The crystal structures of L‐3,4‐dehydroproline, t‐butoxycarbonyl‐L‐3,4‐dehydroproline amide, and acetyl‐L‐3,4‐dehydroproline amide have been determined. L‐3,4‐Dehydroproline is orthorhombic with a = 16.756, b = 5.870, c = 5.275 Å, and Z = 4; t‐butoxycarbonyl‐L‐3,4‐dehydroproline amide is orthorhombic with a = 6.448, b = 8.602, c = 21.710 Å, and Z = 4; acetyl‐L‐3,4‐dehydroproline amide is monoclinic with a = 4.788, b = 10.880, c = 7.785 Å, β = 105.25°, and Z = 2. The final R value for the L‐3,4‐dehydroproline is 0.046 based on 529 reflections; for t‐butoxycarbonyl‐L‐3,4‐dehydroproline amide, 0.050 based on 792 reflections; and for acetyl‐L‐3,4‐dehydroproline amide, 0.058 based on 632 reflections.
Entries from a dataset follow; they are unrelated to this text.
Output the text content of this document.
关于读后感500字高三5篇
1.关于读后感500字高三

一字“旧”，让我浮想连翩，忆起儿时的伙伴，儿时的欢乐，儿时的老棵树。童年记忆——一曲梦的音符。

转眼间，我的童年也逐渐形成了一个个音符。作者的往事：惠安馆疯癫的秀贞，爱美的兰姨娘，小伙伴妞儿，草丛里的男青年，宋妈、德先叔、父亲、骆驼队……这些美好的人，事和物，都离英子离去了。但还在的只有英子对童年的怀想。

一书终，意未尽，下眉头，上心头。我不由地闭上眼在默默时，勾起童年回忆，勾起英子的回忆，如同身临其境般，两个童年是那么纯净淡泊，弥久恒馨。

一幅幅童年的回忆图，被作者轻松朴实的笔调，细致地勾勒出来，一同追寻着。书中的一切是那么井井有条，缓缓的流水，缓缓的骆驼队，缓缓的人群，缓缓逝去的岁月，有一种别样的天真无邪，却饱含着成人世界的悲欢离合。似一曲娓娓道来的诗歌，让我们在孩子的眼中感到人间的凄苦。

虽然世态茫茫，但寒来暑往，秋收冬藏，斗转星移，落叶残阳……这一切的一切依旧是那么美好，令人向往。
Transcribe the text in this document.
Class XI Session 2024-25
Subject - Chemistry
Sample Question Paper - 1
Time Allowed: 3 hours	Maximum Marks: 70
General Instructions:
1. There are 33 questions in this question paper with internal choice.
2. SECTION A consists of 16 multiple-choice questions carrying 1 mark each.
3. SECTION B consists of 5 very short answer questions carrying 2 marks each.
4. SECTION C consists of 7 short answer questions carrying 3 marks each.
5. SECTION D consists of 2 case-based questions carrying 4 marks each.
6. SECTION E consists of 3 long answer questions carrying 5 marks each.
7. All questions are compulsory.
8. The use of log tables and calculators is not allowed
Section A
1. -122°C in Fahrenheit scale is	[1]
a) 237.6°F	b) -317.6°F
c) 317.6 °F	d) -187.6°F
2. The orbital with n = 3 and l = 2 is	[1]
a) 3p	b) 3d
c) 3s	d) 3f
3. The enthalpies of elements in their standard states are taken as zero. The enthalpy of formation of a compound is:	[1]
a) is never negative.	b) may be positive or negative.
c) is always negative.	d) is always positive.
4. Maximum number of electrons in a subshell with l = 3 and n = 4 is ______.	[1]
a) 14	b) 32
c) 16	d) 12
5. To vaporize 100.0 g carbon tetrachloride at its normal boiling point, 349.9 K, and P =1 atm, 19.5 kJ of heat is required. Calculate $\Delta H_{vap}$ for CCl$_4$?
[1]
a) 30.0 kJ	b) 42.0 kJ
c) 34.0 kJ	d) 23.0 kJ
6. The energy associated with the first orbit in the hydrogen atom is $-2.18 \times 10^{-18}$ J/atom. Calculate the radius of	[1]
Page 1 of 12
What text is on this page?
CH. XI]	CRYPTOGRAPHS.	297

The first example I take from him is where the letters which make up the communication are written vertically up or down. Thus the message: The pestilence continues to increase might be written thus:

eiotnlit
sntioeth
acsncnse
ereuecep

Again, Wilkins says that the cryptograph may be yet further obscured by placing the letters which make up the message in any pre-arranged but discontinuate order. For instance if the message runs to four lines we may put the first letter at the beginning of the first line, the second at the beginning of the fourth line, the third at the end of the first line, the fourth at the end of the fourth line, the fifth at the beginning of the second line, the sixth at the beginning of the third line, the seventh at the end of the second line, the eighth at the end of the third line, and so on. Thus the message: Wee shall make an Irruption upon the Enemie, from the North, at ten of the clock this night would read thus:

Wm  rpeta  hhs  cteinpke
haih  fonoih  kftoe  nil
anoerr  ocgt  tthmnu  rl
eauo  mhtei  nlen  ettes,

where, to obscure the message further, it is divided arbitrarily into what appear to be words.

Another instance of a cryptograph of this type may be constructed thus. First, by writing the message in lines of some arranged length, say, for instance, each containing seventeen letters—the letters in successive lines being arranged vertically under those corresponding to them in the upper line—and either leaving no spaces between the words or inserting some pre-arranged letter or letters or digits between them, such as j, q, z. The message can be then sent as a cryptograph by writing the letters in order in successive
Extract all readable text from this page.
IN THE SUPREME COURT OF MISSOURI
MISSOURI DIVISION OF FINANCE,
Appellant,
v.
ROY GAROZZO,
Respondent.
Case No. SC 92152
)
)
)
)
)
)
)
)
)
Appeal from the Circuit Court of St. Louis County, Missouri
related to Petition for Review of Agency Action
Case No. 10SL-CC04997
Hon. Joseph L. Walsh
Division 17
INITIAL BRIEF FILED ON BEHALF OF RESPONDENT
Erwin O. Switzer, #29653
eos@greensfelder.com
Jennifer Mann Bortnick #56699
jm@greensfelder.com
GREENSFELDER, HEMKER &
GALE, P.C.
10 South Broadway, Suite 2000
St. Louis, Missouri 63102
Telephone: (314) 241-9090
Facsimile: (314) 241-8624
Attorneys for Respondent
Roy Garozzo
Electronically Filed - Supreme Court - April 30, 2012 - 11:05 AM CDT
The structures clearly establish that the free amino acid exists in the zwitterionic form in the crystalline state. The molecular conformations of the t‐Boc and acetyl derivatives consist of two planes: one involving the primary amide and the other the remaining atoms of the molecule. The acetyl‐L‐3,4‐dehydroproline amide contains a tertiary amide bond in the cis conformation. To the best of our knowledge, this is the first example of a cis bond in an acetyl derivative of an amino acid or peptide. At variance with the previously reported proline amides, which present ϕ and ψ values corresponding to those of a right‐handed α‐helical conformation (conformation A), the t‐Boc and acetyl derivatives both have ϕ and ψ values corresponding to a collagenlike conformation (conformation F).